感性と理性は区別できるのか

 「計算する」ことが私たちの脳の働きの基本、エッセンスだと既に述べました。では、感性や理性、あるいは真善美の判断、思考と価値判断、意志と欲求といった区別は一体どこから出てくるのでしょうか。もっと大袈裟に問題を拡大すれば、信念と欲求という心の機能の区別も、プラグマティックな方便に過ぎず、実は「計算する」という操作の便宜的な分類に過ぎないのではないか、このような疑問が沸々と湧き上がってきます。

 感性、悟性、理性という区別ならカントが思い出されるのですが、この区別の実証的な証拠などどこにもありません。でも、実に巧みなレトリックによって区別があたかも事実であるかのように論じられると、その説得力につい頷いてしまうのです。でも、実際のところ、それは説明と理解のための方便に過ぎません。
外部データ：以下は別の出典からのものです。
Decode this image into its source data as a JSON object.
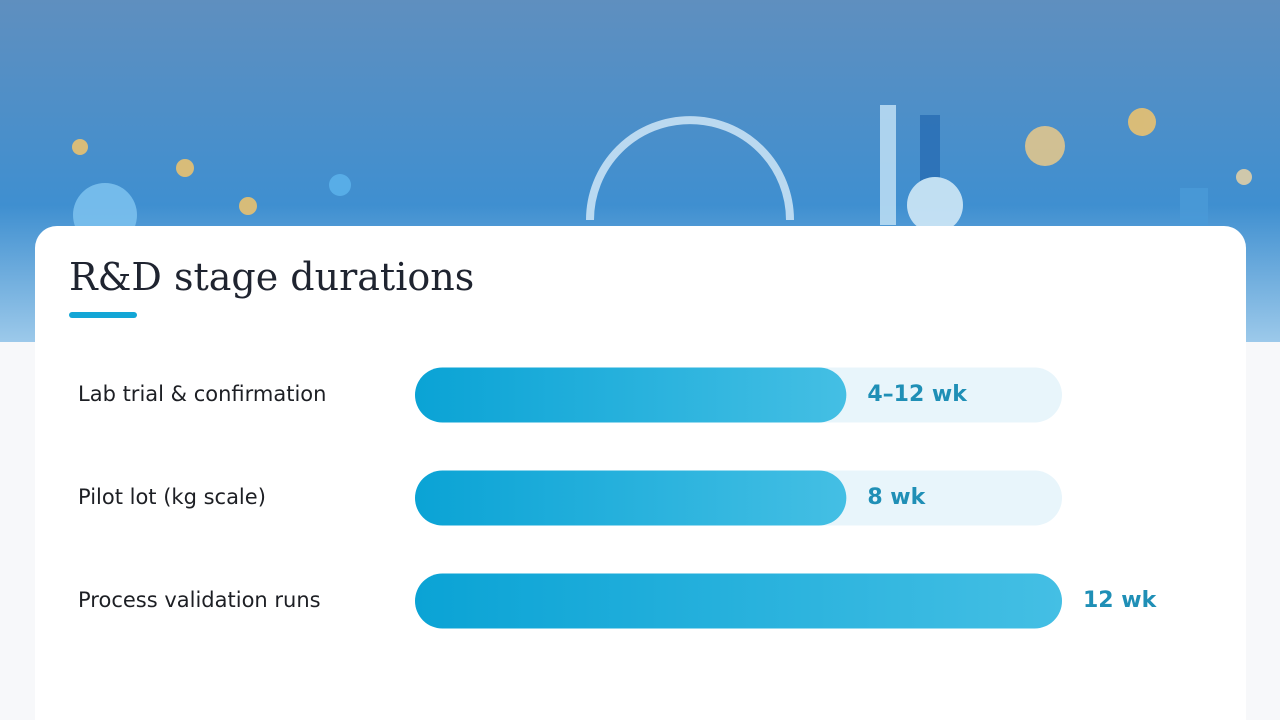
{
  "chart_data": {
    "type": "bar",
    "orientation": "horizontal",
    "title": "R&D stage durations",
    "categories": [
      "Lab trial & confirmation",
      "Pilot lot (kg scale)",
      "Process validation runs"
    ],
    "values": [
      8,
      8,
      12
    ],
    "value_labels": [
      "4–12 wk",
      "8 wk",
      "12 wk"
    ],
    "color": "#1aaedc",
    "xlim": [
      0,
      12
    ]
  }
}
これは言い過ぎだとしても、心の働きに最初から区別があるというのは、計算という脳の働きには原理的に区別がないことと両立しないのです。

 ここでは、感性と理性の区別について考えてみましょう。二つはギリシャ以来の伝統的な区別であり、今でも感性と理性は人間がもつ基本的な二つの性質だと受け取られています。頭がいいのは理性的な能力が高く、芸術に向いているのは感性的な能力が高いということになっています。感性も理性も死語ではありません。

 このところ「感じ知る」という述語をしばしば使ってきた私には理性と感性がきっぱりと違った能力だと都合が悪いのです。脳と心という謂い回しも都合がよくありません。人間の身体の部位(脳)が二つの異なる単語で呼ばれるというのは不都合というだけでなく、気分がよくなく、落ち着かないのです。さらに、私より極端な物理主義者にとっては、脳と心は異なると(デカルトのように)表明されると、事態は混乱の極みで、白黒の決着がつかないことになるのです。
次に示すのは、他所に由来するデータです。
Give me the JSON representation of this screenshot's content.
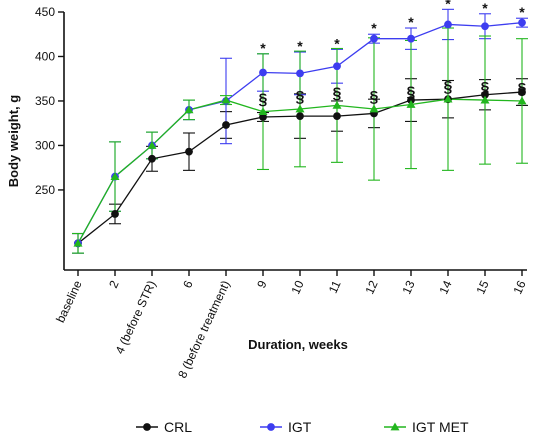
{
  "chart_data": {
    "type": "line",
    "title": "",
    "xlabel": "Duration, weeks",
    "ylabel": "Body weight, g",
    "categories": [
      "baseline",
      "2",
      "4 (before STR)",
      "6",
      "8 (before treatment)",
      "9",
      "10",
      "11",
      "12",
      "13",
      "14",
      "15",
      "16"
    ],
    "ylim": [
      160,
      450
    ],
    "yticks": [
      250,
      300,
      350,
      400,
      450
    ],
    "grid": false,
    "legend_position": "bottom",
    "series": [
      {
        "name": "CRL",
        "color": "#111111",
        "marker": "circle",
        "values": [
          190,
          223,
          285,
          293,
          323,
          332,
          333,
          333,
          336,
          351,
          352,
          357,
          360
        ],
        "errors": [
          11,
          11,
          14,
          21,
          15,
          5,
          25,
          17,
          16,
          24,
          21,
          17,
          15
        ]
      },
      {
        "name": "IGT",
        "color": "#3d3df0",
        "marker": "circle",
        "values": [
          190,
          265,
          300,
          340,
          350,
          382,
          381,
          389,
          420,
          420,
          436,
          434,
          438
        ],
        "errors": [
          11,
          39,
          15,
          11,
          48,
          21,
          24,
          19,
          5,
          12,
          17,
          14,
          5
        ]
      },
      {
        "name": "IGT MET",
        "color": "#22b61e",
        "marker": "triangle",
        "values": [
          190,
          265,
          300,
          340,
          351,
          338,
          341,
          345,
          341,
          346,
          352,
          351,
          350
        ],
        "errors": [
          11,
          39,
          15,
          11,
          5,
          65,
          65,
          64,
          80,
          72,
          80,
          72,
          70
        ]
      }
    ],
    "annotations": {
      "star_symbol": "*",
      "star_indices": [
        5,
        6,
        7,
        8,
        9,
        10,
        11,
        12
      ],
      "section_symbol": "§",
      "section_indices": [
        5,
        6,
        7,
        8,
        9,
        10,
        11,
        12
      ]
    }
  }
}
 話を限定して、理性と感性に集中しましょう。風景の美、戦争の残酷さなど、どれも感性だけで美や残酷さが判定できる訳ではありません。そこにはいつも理性的な判断が働いている。いつも感性と理性が一緒に働いていることになると、二つを区別して考える理由はどこにあるのかわからなくなってきます。いつも共に働きながら、二つは別々の独立したものであることを示さなければ、理性と感性は同じものの側面に過ぎないものになってしまいます。外部の情報が取り入れられるのは私たちがセンサーをもっているからですが、大雑把にはそのセンサーが伝統的に感性と呼ばれてきたものに対応しています。そして、センサーが情報を処理するのは計算することであり、その計算過程は算術と何ら変わりません。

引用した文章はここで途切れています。